Craig LeHoullier 1:24:35
Yeah, I know Victory is very disciplined about that. What will be, what would be really a good thing to do is to do a Google search of each named variety, see who’s selling them and do that double check to see if the, the, the OSSI moniker has followed the tomato over there. That’s a great, great thing to do.
Jack Kloppenburg 1:24:54
How would you feel if Seminis picks them up? I mean, if we had… I might feel okay about it if they were putting the OSSI logo on it.
Craig LeHoullier 1:25:05
You know, well, this, our project is to get seeds out for gardeners, and I don’t want to control the vector by which they get out there. Where I would be upset if somebody grabbed something and slaps a patent on it and says, “You can’t save seeds from it, or you can’t use it to breed with.” That’s the line that would cross… Other than that, I mean, there’s all kinds of seed companies and each one of us who garden have different opinions about each seed company based on past experience, or we’ve heard about them.
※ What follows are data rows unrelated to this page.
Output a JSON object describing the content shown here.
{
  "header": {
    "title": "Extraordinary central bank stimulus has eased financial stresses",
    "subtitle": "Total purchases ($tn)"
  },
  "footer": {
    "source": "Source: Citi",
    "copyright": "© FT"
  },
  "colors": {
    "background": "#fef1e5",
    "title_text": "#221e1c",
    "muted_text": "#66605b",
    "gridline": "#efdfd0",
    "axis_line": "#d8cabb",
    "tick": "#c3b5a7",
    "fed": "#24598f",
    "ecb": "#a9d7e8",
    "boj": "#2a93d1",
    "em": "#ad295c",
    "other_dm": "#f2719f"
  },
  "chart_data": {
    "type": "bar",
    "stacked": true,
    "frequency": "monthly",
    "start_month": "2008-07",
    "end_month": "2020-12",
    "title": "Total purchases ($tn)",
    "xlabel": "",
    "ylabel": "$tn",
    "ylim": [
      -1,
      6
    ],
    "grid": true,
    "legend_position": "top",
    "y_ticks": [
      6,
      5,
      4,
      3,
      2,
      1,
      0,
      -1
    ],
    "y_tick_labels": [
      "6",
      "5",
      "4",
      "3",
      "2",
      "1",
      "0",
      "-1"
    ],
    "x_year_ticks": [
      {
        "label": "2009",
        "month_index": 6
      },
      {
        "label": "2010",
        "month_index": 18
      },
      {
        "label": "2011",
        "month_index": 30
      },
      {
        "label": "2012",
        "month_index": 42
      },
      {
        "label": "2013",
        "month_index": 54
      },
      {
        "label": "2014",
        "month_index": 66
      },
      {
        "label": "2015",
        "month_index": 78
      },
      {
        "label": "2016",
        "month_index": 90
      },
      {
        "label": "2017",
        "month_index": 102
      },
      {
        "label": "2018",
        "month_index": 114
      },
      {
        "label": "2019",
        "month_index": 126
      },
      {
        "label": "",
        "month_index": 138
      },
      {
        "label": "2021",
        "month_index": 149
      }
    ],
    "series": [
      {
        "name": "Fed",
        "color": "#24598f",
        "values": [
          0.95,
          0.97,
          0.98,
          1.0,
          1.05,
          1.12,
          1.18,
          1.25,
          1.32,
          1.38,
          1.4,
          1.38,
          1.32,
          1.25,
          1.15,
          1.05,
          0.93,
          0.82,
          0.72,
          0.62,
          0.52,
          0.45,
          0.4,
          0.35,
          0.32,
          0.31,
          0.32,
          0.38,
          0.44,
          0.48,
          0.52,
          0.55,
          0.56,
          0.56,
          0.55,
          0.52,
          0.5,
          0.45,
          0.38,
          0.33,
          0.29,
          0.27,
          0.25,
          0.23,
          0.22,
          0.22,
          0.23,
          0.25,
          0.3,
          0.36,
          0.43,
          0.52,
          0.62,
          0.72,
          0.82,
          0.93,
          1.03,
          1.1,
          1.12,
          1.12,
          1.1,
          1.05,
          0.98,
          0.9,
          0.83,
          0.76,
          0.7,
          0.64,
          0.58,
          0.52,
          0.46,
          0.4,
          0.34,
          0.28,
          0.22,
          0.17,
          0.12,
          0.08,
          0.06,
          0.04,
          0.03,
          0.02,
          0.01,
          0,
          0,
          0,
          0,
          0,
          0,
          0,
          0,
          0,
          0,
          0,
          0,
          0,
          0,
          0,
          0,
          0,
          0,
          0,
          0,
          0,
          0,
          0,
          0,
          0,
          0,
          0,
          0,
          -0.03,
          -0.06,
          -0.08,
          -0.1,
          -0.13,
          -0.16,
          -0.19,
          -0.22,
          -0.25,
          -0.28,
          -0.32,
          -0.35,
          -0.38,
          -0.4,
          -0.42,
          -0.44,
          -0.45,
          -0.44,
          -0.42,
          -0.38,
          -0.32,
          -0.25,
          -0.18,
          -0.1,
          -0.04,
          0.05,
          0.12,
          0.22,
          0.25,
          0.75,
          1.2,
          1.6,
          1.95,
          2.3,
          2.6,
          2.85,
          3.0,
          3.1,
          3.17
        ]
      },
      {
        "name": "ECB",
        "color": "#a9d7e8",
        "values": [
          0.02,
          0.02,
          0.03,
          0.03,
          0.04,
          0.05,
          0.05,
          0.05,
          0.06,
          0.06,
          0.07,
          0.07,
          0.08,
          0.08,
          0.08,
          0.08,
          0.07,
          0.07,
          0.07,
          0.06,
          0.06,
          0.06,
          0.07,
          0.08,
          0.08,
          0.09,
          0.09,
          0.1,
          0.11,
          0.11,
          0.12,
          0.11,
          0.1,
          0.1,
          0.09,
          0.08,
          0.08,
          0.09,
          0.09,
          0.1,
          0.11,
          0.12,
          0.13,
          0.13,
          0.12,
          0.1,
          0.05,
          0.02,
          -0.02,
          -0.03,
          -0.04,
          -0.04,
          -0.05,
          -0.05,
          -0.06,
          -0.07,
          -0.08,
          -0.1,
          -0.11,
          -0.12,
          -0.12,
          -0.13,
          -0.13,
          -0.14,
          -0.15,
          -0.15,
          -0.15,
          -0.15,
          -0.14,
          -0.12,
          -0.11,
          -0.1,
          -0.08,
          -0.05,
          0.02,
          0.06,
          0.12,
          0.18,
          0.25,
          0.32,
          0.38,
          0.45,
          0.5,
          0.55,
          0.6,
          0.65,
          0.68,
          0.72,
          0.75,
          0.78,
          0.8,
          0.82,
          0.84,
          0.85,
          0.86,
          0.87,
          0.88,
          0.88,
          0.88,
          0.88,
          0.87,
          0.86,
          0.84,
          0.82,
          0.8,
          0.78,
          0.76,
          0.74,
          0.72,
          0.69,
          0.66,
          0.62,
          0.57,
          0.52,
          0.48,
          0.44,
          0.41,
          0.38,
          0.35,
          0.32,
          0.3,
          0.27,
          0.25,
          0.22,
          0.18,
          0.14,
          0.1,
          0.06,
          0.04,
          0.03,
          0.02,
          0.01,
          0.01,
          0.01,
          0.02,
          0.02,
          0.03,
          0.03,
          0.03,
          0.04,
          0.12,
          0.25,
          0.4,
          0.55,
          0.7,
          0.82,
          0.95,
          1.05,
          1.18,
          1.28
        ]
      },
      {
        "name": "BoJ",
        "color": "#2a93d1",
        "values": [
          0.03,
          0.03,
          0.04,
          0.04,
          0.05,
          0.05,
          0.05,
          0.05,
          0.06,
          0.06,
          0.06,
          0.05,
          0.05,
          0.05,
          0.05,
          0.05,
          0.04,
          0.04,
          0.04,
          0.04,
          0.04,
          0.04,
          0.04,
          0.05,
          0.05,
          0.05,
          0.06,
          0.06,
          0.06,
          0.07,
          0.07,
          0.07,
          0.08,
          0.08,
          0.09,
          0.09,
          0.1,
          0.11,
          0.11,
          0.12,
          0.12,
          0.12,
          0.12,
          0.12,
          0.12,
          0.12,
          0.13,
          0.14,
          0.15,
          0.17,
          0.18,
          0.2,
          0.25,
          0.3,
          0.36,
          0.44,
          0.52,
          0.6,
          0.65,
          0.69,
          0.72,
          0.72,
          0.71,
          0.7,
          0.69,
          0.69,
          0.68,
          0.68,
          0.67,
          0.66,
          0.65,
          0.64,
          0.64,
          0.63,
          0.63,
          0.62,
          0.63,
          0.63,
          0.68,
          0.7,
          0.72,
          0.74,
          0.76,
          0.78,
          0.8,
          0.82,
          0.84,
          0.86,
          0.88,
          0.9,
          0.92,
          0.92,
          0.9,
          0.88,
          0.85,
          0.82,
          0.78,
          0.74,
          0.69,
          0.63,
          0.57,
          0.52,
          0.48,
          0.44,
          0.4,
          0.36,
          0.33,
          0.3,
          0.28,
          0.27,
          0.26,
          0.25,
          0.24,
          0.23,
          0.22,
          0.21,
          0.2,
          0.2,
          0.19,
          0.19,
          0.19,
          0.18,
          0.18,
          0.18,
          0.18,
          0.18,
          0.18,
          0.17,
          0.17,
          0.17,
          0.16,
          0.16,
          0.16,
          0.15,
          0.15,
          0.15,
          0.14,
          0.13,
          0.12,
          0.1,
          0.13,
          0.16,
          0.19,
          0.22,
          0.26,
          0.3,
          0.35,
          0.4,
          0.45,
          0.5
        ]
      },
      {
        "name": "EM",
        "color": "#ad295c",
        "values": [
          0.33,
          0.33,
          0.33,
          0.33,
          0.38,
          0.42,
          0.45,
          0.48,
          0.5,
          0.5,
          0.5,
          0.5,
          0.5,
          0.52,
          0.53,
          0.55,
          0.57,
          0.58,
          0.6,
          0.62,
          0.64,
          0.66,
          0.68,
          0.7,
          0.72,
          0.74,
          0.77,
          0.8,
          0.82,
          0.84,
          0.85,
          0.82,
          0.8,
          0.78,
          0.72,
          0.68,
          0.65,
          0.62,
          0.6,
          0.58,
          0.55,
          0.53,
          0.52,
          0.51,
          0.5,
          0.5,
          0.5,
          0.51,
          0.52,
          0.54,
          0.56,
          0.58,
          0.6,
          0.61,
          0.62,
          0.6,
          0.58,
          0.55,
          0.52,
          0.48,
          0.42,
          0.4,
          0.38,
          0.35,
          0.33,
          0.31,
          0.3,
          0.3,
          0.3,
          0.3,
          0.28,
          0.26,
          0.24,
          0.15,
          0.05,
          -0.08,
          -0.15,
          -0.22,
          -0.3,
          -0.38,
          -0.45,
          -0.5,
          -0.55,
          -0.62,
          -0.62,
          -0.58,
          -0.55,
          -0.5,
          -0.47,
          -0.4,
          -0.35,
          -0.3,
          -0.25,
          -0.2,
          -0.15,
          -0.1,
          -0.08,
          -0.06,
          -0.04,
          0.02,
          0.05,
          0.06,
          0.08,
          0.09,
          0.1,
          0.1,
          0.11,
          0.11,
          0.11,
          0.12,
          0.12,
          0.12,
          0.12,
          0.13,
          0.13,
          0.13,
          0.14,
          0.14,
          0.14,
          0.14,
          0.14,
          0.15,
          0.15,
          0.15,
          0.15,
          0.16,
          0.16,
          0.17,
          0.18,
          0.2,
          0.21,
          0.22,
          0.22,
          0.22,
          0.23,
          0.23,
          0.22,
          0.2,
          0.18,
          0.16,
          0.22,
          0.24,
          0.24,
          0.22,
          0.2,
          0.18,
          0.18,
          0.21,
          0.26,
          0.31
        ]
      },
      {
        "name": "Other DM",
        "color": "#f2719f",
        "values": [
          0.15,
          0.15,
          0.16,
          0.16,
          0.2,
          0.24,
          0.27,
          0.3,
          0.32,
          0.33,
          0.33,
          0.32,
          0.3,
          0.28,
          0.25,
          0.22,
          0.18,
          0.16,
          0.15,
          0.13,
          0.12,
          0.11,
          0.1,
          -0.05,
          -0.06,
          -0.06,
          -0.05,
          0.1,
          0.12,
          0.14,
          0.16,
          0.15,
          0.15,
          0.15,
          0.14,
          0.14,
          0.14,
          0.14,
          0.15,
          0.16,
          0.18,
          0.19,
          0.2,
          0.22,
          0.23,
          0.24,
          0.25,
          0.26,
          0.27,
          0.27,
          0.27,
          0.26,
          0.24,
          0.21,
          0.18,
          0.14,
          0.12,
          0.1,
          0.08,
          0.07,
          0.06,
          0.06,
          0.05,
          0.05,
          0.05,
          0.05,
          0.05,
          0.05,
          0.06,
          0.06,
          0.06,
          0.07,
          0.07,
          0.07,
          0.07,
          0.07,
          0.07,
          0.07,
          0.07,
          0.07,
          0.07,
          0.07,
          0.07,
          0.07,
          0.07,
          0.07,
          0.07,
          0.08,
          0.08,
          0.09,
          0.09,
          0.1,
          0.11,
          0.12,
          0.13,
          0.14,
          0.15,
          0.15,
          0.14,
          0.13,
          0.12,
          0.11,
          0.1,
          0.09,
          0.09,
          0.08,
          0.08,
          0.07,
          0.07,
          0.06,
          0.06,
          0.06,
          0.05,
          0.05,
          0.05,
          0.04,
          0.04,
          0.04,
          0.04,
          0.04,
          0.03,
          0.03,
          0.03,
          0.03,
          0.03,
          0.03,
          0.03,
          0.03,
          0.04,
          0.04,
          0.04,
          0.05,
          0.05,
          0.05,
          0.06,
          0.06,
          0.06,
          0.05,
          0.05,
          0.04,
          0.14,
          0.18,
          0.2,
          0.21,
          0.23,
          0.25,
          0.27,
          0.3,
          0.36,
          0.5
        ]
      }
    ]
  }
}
But everybody’s trying to do the same thing. They’re trying to get people to grow good food, they’re,they’re trying to get gardeners and farmers what they need to succeed. So you know, I’m just supportive of the cause of gardening. I’m trying to grow gardeners. That’s all I’m trying to do.
Jack Kloppenburg 1:25:57
Have you seen IPR’s being taken out on any derivatives, any – nothing?
Craig LeHoullier 1:26:02
Not yet. Not yet. But I’m also not looking for it. Sorry about that. I’m also not looking for it. Because, as all of you know, who are involved with projects or anything like this, you have to pick your battles. And you know, even the dwarf project for me was a bit of a stretch, because it was always heirlooms, and stories and flavors and colors. And I didn’t think I’d end up playing with plant breeding. I mean, this is, this is the magic of Patrina and I meeting each other and something happening that neither one of us would have foreseen. I mean, a friendship grew out of it, a project grew out of it. And, and that’s why I better get the damn book written, because the story about this really, I think, needs to be in print. And so some some of you guys have to shackle me down or do something to make me write the bloody book so it’s out there. But like I told my wife, only Patrina and I can tell this story. It’s not like I worry that the story is going to be stolen. It just needs to be told. So bad me. Got to write the book. (Laughs) Great questions, Jack. Thank you.
Rachel Hultengren 1:27:08
I see that we’re at time. So I would like to, to let folks know that Craig and Patrina actually have another half an hour to spend if anybody would like to stay on the call and ask more questions or chat. But that for everyone else who needs to leave, I want to say thank you so much for joining us. We appreciate you sharing your time, and we’d love to hear from you how you think the webinar went. So if you have any feedback that you’d like to share, you can reach out to the Open Source Seed Initiative at email@example.com. And I’d like to let you know that the second webinar in this series featuring Dr. Michael Mazourek and Edmund Frost will be taking place on May 11 at the same time as this webinar, so 7pm Eastern Time. And they will be presenting on ‘Combining Cucurbits for Downy Mildew Resistance and More.’ So I will stop the recording now and thank everyone for joining.